Settlement Construction 311.
LONDON - Israel has been featured in a quarterly report on Human Rights and Democracy released by the British Foreign Office on Thursday, alongside serial human rights offenders Iran, Bahrain and Belarus. The foreign office identified the Jewish State as a "country of concern," making a special mention of the recent Gaza escalation, Israeli settlement policy and the Israel government's withholding of Palestinian custom revenues.
Israel’s inclusion on the list of 28 countries perpetrating violations is likely to cause its incoming government some concern, in light of its close British ally’s repeated cautions in recent months that Israel’s “illegal” pursuit of settlement expansion risks alienating its international allies.
The update of the climate between October and December 2012 concluded that despite Hamas receiving widespread condemnation from foreign leaders at the time of November’s escalation for instigating the exchange of hostilities, “the violence has resulted in a number of humanitarian needs, including a worsening of the already precarious humanitarian situation in Gaza”.
On the issue of Israel’s contentious settlement building in the West Bank and east Jerusalem, the report recalled British Foreign Minister William Hague’s warnings that the continued policy “undermines trust between the parties” as it “constitutes a serious provocation and an obstacle to peace.” It further concluded that the planned expansions “would have an impact on the economic development, transport links and the ability of the Palestinian Authority to deliver services to its citizens,” as well as displacing Palestinians from the region.
The report also quoted an EU statement from December 17 stressing that “incursions by Israeli forces into Palestinian cities where the Palestinian Authority under the Oslo Accords assumes the powers and responsibilities for internal security and public order, put in jeopardy the internationally recognized success of Palestinian institution building efforts”.
The Palestinian Authority also came in for some degree of criticism for inadequate policing of protests; however, the report attributed this in part to their capacity for policing bring “undermined by the Israeli decision to freeze the transfer of Palestinian customs revenue,” which Israel claims is in payment for unpaid bills to Israeli service providers such as the Israel Electricity Company.
The PA was lauded however for distancing itself from “incidents of incitement which work against the creation of a culture of peace”, in particular highlighting a number of (recent) inflammatory statements by Hamas leaders denying Israel’s right to exist”.
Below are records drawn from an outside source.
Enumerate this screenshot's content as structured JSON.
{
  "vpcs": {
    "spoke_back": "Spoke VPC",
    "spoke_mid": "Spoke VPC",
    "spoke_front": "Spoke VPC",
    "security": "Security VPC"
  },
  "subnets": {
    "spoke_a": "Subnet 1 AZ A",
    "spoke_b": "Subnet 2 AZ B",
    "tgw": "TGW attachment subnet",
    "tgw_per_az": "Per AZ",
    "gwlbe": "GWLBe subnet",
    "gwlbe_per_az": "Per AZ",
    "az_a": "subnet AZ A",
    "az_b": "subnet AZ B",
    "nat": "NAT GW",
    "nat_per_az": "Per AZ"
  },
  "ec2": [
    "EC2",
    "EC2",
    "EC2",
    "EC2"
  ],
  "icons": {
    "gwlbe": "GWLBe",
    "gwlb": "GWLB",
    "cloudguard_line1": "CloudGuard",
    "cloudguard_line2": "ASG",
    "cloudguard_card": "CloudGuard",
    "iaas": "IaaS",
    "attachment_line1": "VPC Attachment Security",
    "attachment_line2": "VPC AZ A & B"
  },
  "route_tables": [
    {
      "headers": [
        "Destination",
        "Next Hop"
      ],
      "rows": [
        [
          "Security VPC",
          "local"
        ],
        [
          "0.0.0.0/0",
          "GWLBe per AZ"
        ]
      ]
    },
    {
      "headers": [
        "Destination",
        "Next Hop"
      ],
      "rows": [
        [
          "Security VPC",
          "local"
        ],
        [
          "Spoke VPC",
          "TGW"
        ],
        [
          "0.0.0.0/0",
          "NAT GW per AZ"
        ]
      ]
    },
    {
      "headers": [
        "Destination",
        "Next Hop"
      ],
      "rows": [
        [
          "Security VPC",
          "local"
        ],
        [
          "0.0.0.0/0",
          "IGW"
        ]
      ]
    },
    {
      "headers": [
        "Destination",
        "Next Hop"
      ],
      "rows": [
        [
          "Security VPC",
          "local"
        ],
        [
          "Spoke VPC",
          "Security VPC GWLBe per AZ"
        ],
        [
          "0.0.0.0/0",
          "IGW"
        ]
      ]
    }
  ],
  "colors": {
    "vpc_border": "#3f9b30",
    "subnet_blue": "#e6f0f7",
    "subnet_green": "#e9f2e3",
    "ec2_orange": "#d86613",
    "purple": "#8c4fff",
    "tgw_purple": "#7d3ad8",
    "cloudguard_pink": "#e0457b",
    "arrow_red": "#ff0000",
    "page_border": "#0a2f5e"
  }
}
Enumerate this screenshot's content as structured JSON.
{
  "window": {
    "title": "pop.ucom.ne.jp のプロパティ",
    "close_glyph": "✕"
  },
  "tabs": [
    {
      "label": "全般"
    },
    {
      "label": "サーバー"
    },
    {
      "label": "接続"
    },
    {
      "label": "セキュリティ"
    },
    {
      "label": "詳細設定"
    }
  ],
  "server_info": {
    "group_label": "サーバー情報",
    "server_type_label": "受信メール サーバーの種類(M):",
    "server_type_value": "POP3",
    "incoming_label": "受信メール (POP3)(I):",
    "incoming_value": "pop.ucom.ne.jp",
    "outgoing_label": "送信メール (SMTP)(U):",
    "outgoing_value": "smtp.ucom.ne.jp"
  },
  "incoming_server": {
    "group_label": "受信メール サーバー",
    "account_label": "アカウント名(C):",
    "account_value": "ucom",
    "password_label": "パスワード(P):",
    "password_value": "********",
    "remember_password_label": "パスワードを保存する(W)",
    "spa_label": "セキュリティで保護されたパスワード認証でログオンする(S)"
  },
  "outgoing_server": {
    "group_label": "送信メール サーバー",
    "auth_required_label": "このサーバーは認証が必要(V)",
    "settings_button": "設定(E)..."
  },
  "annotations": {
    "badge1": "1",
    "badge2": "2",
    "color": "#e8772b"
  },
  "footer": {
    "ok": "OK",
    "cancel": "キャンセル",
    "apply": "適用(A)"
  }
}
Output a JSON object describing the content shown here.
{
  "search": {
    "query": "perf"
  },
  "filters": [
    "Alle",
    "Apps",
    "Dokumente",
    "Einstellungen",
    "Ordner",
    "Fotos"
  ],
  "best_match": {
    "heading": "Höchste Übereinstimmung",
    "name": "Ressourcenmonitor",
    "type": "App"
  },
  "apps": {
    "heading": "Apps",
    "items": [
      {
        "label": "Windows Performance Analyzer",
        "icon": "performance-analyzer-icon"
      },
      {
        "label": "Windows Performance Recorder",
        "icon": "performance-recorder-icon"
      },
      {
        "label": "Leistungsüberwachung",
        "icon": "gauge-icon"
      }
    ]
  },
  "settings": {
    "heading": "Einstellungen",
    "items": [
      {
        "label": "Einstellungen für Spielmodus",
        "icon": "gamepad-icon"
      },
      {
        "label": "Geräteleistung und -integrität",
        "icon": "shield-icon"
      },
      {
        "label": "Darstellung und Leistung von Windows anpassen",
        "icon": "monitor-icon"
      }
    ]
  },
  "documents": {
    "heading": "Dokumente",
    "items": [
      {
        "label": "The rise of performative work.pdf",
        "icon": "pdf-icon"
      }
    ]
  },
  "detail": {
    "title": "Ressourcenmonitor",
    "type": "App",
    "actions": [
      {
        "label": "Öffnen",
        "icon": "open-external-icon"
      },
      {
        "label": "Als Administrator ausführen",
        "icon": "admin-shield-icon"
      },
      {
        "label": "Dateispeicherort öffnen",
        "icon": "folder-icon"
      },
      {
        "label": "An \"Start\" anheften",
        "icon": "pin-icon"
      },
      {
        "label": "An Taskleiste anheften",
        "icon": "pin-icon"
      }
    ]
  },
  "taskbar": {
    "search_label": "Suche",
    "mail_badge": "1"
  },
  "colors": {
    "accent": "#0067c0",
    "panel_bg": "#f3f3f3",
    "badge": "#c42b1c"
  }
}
Recalling Foreign Office Minister Alastair Burt’s repeated condemnation of “any comments that could stir up hatred and prejudice in a region that needs a culture of peace and mutual respect,” the report nevertheless maintained “the UK welcomed Palestinian [Authority] President Abbas’s public rejection of these statements and acceptance of the State of Israel within 1967 borders” as well as calling on “both parties to refrain from statements which legitimize violence and take steps to develop a culture of peace and coexistence where differences are resolved solely through negotiations”.
By contrast, the corresponding report on human rights violations in Iran measured half the length of that accumulated on Israel, with concerns about the continued use of the death penalty, as well as reports of violation of minority rights, including freedom of religion, being detailed.
The report also lauded the successful bid for a resolution slamming the human rights situation in Iran at October’s UN General Assembly, a motion tabled by Canada and co-sponsored by the UK, as it concluded “the human rights situation in Iran between October and December 2012 remained extremely poor”.